Rhetoric and Writing Majors Billy Dodd and George Chidiac Help Host Public Political Debate
Posted: April 10, 2014
Chidiac and Dodd with Congressman Beto O’Rourke after the debate
What do rhetoric and writing majors do? If you’re Billy Dodd, Jr., and George Chidiac, currently students at the University of Texas at Austin, you take what you’ve learned in class and apply it to real-world politics. In mid-February, Dodd and Chidiac travelled to Coronado High School in El Paso to help a non-partisan student group called WE(fillintheblank) host a public debate among three candidates for county judge in the Democratic primary. What made the political event special, though, was the format conceived by the two UT undergraduates.
Using Socratic methods of discourse, candidates would engage in a back-and-forth conversation, with the moderator participating and asking a series of probing questions. As Dodd, moderator of the debate, explained in a guest column in the El Paso Times (2/16/2014), candidates would be expected not just to state their positions, but to explain the thinking behind them: “The purpose is to see what logical, scientific, and philosophic steps brought each candidate to his or her respective beliefs.” Did it work? Following the event, United States Congressman Beto O’Rourke of El Paso tweeted, “Spanish Inquisition format, forcing candidates to be specific and cite facts. Good job.”
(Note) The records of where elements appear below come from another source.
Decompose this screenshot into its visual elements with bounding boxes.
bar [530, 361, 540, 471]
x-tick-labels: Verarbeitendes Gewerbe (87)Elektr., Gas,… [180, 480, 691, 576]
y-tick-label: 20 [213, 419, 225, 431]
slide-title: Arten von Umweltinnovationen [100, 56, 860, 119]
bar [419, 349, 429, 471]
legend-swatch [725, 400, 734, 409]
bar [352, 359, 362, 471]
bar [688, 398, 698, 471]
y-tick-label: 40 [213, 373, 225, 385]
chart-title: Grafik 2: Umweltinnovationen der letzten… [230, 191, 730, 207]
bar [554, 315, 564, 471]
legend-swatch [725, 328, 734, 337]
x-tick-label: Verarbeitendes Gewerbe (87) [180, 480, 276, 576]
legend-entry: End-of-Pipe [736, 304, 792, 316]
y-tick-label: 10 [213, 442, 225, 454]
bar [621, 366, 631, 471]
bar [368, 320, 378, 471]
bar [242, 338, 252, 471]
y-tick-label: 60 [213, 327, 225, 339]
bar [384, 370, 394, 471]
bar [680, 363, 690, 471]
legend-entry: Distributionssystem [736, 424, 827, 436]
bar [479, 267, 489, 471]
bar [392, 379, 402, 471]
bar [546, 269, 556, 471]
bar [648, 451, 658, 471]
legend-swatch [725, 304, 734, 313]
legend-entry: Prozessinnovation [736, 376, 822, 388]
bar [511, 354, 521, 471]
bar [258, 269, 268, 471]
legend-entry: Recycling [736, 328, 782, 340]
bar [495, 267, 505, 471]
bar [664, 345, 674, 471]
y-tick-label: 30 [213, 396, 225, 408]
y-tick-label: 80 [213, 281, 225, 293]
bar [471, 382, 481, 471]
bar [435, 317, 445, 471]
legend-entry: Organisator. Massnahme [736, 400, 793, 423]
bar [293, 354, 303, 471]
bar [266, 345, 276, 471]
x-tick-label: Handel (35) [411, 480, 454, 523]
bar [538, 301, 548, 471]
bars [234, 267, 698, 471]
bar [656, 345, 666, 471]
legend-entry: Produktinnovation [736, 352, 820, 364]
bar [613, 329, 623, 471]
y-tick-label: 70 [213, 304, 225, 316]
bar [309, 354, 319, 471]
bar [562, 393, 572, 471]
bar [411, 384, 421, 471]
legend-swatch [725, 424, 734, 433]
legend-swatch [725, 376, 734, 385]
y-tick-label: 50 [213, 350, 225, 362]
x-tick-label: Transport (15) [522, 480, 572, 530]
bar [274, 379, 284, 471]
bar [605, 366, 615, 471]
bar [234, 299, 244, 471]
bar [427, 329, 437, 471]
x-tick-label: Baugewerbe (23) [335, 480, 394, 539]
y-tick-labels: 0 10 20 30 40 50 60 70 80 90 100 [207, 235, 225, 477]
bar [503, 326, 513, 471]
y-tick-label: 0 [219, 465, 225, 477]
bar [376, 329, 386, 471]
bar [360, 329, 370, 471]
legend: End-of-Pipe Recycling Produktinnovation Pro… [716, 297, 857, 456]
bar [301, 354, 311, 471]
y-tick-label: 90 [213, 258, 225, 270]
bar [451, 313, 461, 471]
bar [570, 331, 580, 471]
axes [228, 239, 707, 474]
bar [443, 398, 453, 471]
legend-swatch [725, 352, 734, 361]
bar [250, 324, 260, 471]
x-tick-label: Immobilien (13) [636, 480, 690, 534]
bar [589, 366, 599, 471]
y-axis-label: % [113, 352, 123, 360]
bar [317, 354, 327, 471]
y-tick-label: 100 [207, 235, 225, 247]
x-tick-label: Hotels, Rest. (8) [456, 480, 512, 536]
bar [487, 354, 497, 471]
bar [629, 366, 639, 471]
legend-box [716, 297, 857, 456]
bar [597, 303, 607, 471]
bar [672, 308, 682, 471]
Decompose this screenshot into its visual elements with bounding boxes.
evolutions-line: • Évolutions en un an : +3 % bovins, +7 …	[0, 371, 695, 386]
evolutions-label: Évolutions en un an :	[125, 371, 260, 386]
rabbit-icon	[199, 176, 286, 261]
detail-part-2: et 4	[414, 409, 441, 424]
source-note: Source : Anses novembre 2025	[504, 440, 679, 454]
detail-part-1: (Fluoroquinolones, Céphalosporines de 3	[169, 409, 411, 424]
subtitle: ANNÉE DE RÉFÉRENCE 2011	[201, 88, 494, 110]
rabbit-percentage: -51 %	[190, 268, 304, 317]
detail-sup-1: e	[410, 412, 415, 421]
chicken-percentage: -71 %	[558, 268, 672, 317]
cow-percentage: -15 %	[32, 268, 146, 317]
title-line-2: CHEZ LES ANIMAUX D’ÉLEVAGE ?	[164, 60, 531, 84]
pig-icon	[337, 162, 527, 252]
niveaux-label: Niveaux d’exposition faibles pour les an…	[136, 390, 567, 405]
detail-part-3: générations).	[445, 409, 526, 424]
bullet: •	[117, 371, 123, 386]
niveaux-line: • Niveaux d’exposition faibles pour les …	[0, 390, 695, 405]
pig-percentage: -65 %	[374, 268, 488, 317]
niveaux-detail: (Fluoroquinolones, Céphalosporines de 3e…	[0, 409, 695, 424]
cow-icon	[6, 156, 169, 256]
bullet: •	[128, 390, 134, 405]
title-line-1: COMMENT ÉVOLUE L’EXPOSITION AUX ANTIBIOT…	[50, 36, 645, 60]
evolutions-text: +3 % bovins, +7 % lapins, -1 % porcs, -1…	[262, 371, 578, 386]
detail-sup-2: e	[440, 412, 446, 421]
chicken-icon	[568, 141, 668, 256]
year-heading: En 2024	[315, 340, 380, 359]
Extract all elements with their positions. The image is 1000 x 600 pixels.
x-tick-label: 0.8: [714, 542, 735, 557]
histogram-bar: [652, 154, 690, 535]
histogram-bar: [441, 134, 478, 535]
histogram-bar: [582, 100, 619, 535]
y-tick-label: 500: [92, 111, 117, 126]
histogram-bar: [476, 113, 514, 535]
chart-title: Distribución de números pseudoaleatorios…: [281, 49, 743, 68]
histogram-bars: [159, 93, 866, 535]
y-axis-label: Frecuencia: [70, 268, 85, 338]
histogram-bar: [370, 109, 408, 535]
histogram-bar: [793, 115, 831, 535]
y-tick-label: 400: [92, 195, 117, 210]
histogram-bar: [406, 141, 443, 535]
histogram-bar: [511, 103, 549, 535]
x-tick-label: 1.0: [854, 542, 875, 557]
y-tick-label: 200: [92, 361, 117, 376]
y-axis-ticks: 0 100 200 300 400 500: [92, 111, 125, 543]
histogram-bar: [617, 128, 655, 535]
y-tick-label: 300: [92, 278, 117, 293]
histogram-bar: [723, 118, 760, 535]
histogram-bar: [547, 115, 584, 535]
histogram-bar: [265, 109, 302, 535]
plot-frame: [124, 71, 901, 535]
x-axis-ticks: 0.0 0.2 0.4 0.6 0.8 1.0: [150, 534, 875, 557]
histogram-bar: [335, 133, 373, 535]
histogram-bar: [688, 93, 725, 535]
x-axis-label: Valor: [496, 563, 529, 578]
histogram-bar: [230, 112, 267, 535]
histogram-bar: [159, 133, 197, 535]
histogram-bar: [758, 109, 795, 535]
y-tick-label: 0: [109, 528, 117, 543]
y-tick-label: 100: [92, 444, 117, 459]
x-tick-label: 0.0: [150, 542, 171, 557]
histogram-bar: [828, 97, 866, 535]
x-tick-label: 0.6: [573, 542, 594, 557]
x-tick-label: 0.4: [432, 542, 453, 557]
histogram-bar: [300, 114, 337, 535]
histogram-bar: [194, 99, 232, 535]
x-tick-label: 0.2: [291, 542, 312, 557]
In the near term, Dodd and Chidiac are hoping to introduce this format across Texas during the midterm election season. Following the success of the event, Dodd started The Institute for Productive Government—a nonprofit organization dedicated to expanding and improving this “unprecedented” style of debate—as El Paso journalist and news anchor Estella Casas described the recent county judge event.
By changing the way political discourse occurs, Dodd hopes that “higher quality” political candidates will begin to stand out to voters, leading to a more efficient and effective government.